Discrimination against the private sector by China's state-owned banks has made splashing out on entertaining vital to the survival of many of the country's smaller firms, new research has revealed.
Small and medium-sized private companies have little choice but to wine and dine key contacts if they hope to endure, the study suggests, so much so that the average Chinese SME spends almost seven per cent of their total assets on building up "social capital" – the web of relationships that helps them thrive.
The study, by the Globalisation and Economic Policy Centre, based at the University of Nottingham in the UK, highlights the continuing importance of "guanxi" – informal networking – in the sphere of Chinese business.
But it also exposes the problems faced by the nation's privately-owned SMEs.
Study co-author Alex Newman said: "Chinese companies are clearly influenced by the social and business relationships they have. These relationships might be with executives at other firms, bank officials or government officials.
"They allow companies to gain preferential access to a whole host of scarce information and resources, including financial capital.
"This is especially important when China's state-owned banks still discriminate against the private sector in their lending practices.
"But informal financing isn't necessarily appropriate if China wants to develop world-class private firms than can compete globally.
"A generous expenses account can only get you so far, and in the long term policymakers need to improve access to bank financing."
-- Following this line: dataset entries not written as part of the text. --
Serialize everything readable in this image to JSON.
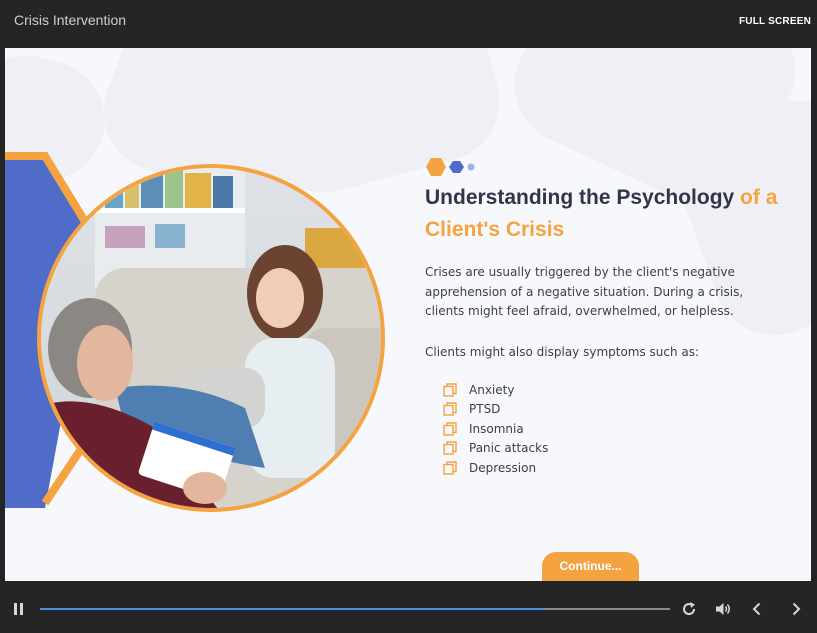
{
  "header": {
    "course_title": "Crisis Intervention",
    "fullscreen_label": "FULL SCREEN"
  },
  "slide": {
    "headline_main": "Understanding the Psychology ",
    "headline_accent": "of a Client's Crisis",
    "paragraph1": "Crises are usually triggered by the client's negative apprehension of a negative situation. During a crisis, clients might feel afraid, overwhelmed, or helpless.",
    "paragraph2": "Clients might also display symptoms such as:",
    "symptoms": [
      "Anxiety",
      "PTSD",
      "Insomnia",
      "Panic attacks",
      "Depression"
    ],
    "continue_label": "Continue...",
    "image_icon": "counseling-session-photo"
  },
  "player": {
    "progress": 0.8,
    "icons": {
      "pause": "pause-icon",
      "replay": "replay-icon",
      "volume": "volume-icon",
      "prev": "chevron-left-icon",
      "next": "chevron-right-icon"
    }
  },
  "colors": {
    "accent_orange": "#f4a340",
    "accent_blue": "#4f6cc9",
    "progress_blue": "#4e8fe0",
    "heading_dark": "#2f3647",
    "chrome_bg": "#252525"
  }
}
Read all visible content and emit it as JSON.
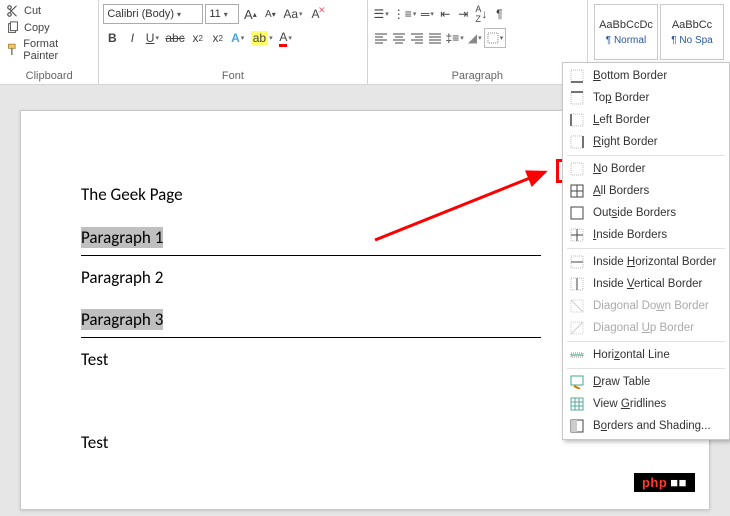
{
  "clipboard": {
    "cut": "Cut",
    "copy": "Copy",
    "format_painter": "Format Painter",
    "group_label": "Clipboard"
  },
  "font": {
    "name": "Calibri (Body)",
    "size": "11",
    "group_label": "Font"
  },
  "paragraph": {
    "group_label": "Paragraph"
  },
  "styles": {
    "preview": "AaBbCcDc",
    "normal": "¶ Normal",
    "preview2": "AaBbCc",
    "nospacing": "¶ No Spa"
  },
  "border_menu": {
    "bottom": "Bottom Border",
    "top": "Top Border",
    "left": "Left Border",
    "right": "Right Border",
    "none": "No Border",
    "all": "All Borders",
    "outside": "Outside Borders",
    "inside": "Inside Borders",
    "inside_h": "Inside Horizontal Border",
    "inside_v": "Inside Vertical Border",
    "diag_down": "Diagonal Down Border",
    "diag_up": "Diagonal Up Border",
    "hline": "Horizontal Line",
    "draw": "Draw Table",
    "gridlines": "View Gridlines",
    "shading": "Borders and Shading..."
  },
  "document": {
    "title": "The Geek Page",
    "p1": "Paragraph 1",
    "p2": "Paragraph 2",
    "p3": "Paragraph 3",
    "test1": "Test",
    "test2": "Test"
  },
  "watermark": {
    "p1": "php",
    "p2": "■■"
  }
}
The research examined data from annual accounting reports filed with the National Bureau of Statistics by 65,551 firms from 2000 to 2006.
Newman, a Lecturer in International Business at Nottingham University Business School, Ningbo, China, described the amount of entertainment expenditure as "significant".
He explained that the problem stemmed from the fact that until 1998, when the constitution was changed, state-owned commercial banks were instructed to lend only to state-owned enterprises.
"Even now banks still consider private enterprises riskier than their public-owned counterparts – and the problem is even bigger for SMEs," he said.
"This is why an SME's entertainment expenditure represents such a crucial investment in building business and social relationships."
The study concluded that for many SMEs social capital effectively acts as a substitute for fixed assets as security for short-term lending.
By contrast, firms that are able to access long-term financing generally have less need to splash out on meals, gifts and other expenses.
The research warns such obvious and widespread reliance on guanxi might not benefit Chinese SMEs or the country itself in the long term.
Co-author Alessandra Guariglia, a Professor of Financial Economics at Durham Business School, said: "It's right to say senior managers need to recognise the importance of building relationships to enhance firm performance.
"Without adequate social capital, SMEs may face huge difficulties in obtaining the short-term financing so vital for them to survive their early years. But managers should also recognise the consequences of becoming over-reliant on these relationships, as well as what they might entail."
Whatever its informal benefits, fellow author Jun Du, a Lecturer in Economics at Aston Business School, agreed that Guanxi can't replace effective formal financing mechanisms for businesses.
"Guanxi confirms numerous benefits on firms, regardless of their capabilities, but is reinforced by implicit rules of reciprocity and obligation," he said.
But he warned that while 'wining and dining' might have supported the growth of Chinese SMEs until now, it may not be enough to do so in the future.